— Слушайте, — задумчиво предложил Пожамчи, — если так, то на кой ляд нам с вами играть роль добрых меценатов? Баш на баш: пусть волочет нам золото, а мы ему выдадим бриллиантовых сколков — розочек… Что они понимают: настоящий бриллиант или розочка? Им важно числом поболе…
— Резонно. Я вас сведу с Газаряном.
— Зачем? Тут надо соблюдать дистанцию. Скажите, что, мол, жадюга Пожамчи требует золота. Валите на меня, все равно ему Пожамчи не укусить — зубы коротки…
— Говорят: руки коротки, — поправил его Шелехес. — Какое золото у него просить? В чем удобнее?
— Просите в хороших габаритах: кольца, монеты, портсигары…
Они говорили сейчас осторожно, прислушиваясь друг к другу. Основания для этого были достаточные: Пожамчи вызывали в Наркомвнешторг и фотографировали для иностранного паспорта. Более того, ему было сказано, чтобы он в ближайшее время был готов к выезду за границу. «За неделю перед поездкой познакомим с теми товарищами, которые будут вас сопровождать, а вы пока составьте реестр драгоценностей, которые, по вашему мнению, можно будет легко реализовать на международном рынке», — сказали ему.
В свою очередь Шелехес, поняв, что провал Белова — первая ласточка в цепи возможных провалов, только что передал Козловской, которая жила в Кремле, маленький сверточек.
— Здесь, — сказал ей Шелехес, готовясь вскрыть пакет, — сувенир для кузена: две деревянные матрешки «а ля хохлома». Кузен присылает питание, а мне ответить нечем… Вот, извольте взглянуть, товарищ Козловская…
Женщина остановила его:
— Яков Савельевич, будет вам, я ведь не таможенник, я ваш товарищ по службе. Адрес написали?

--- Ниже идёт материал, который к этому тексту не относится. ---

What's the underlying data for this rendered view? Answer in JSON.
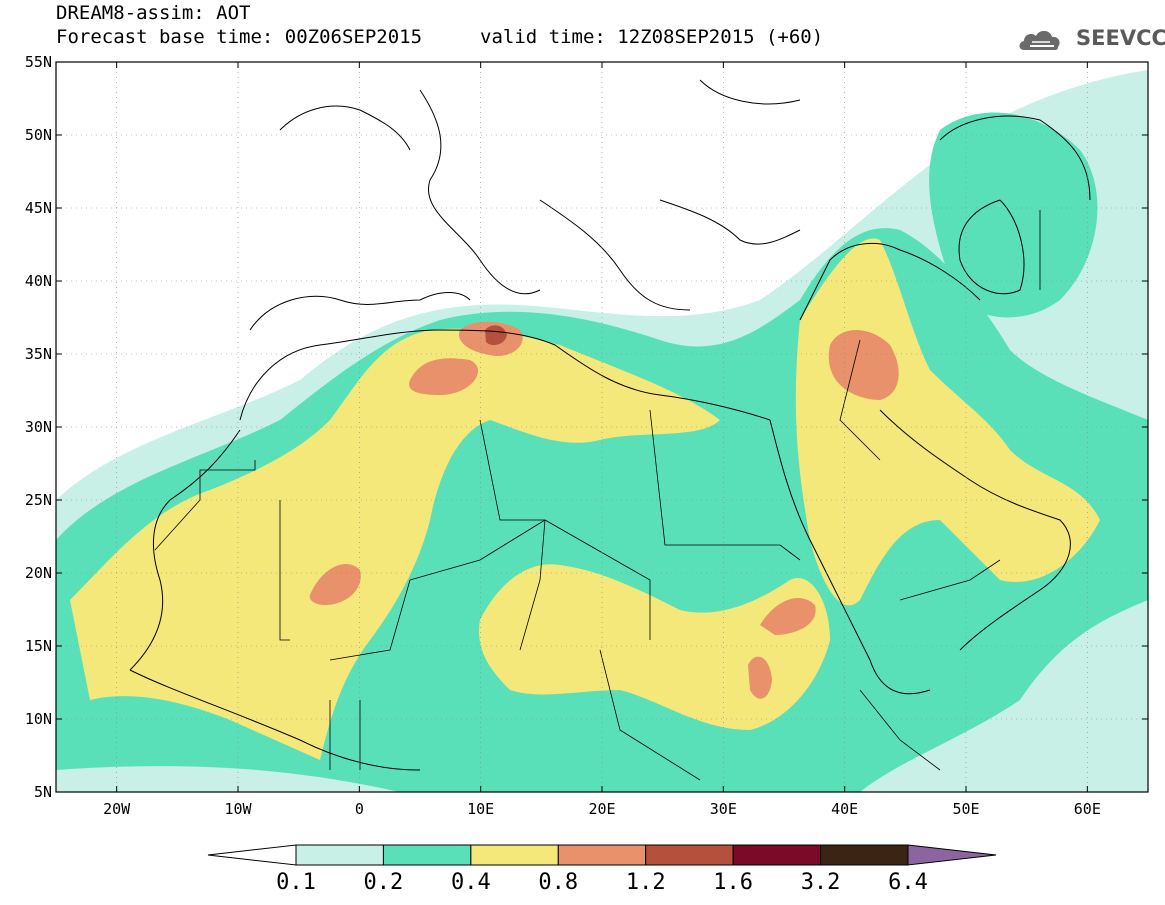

— А вот здесь, в конверте, письмецо и телефон. Ваша сестра позвонит Огюсту, восемьдесят четыре двадцать три…
В деревянных куклах были выдолблены пустоты, и Шелехес спрятал туда сорок шесть бриллиантов, самых редких, общей стоимостью два миллиона золотых рублей.
Дальнейший план Шелехеса разнился от того, что задумал Пожамчи. Яков Савельевич рассчитывал получить разрешение на отдых в одном из прибалтийских государств. Для этого он уже несколько раз обращался в больницу с жалобами на боли в сердце. Он справедливо полагал, что память о его погибшем брате, секретаре Курского губкома, положение двух других его братьев позволит ему получить разрешение на выезд. Жену свою Пожамчи терпеть не мог, и поэтому для него не стоял вопрос, как быть с семьей. А для Якова Савельевича главным было, как вывезти с собой семью. Для этого он рассчитывал в Ревеле, куда он отправится один, заполучить верного врача и послать телеграмму в Москву с требованием немедленного выезда родственников из-за опасного состояния больного. Более того, он рассчитывал получить справку о смерти, а затем попросту исчезнуть. Был Яков Шелехес — умер Яков Шелехес. А уж если его жена и дочь решили остаться в Ревеле охранять могилку, то это никак не может бросить тень на братьев, служащих диктатуре пролетариата. Он додумал и самые, казалось бы, мелочи. Он решил найти в Ревеле человека, который бы вступил в фиктивный брак с его дочерью, это бы также явилось весомым оправданием для братьев, в том, конечно, случае, если бы кто заинтересовался судьбой семьи их «покойного» брата.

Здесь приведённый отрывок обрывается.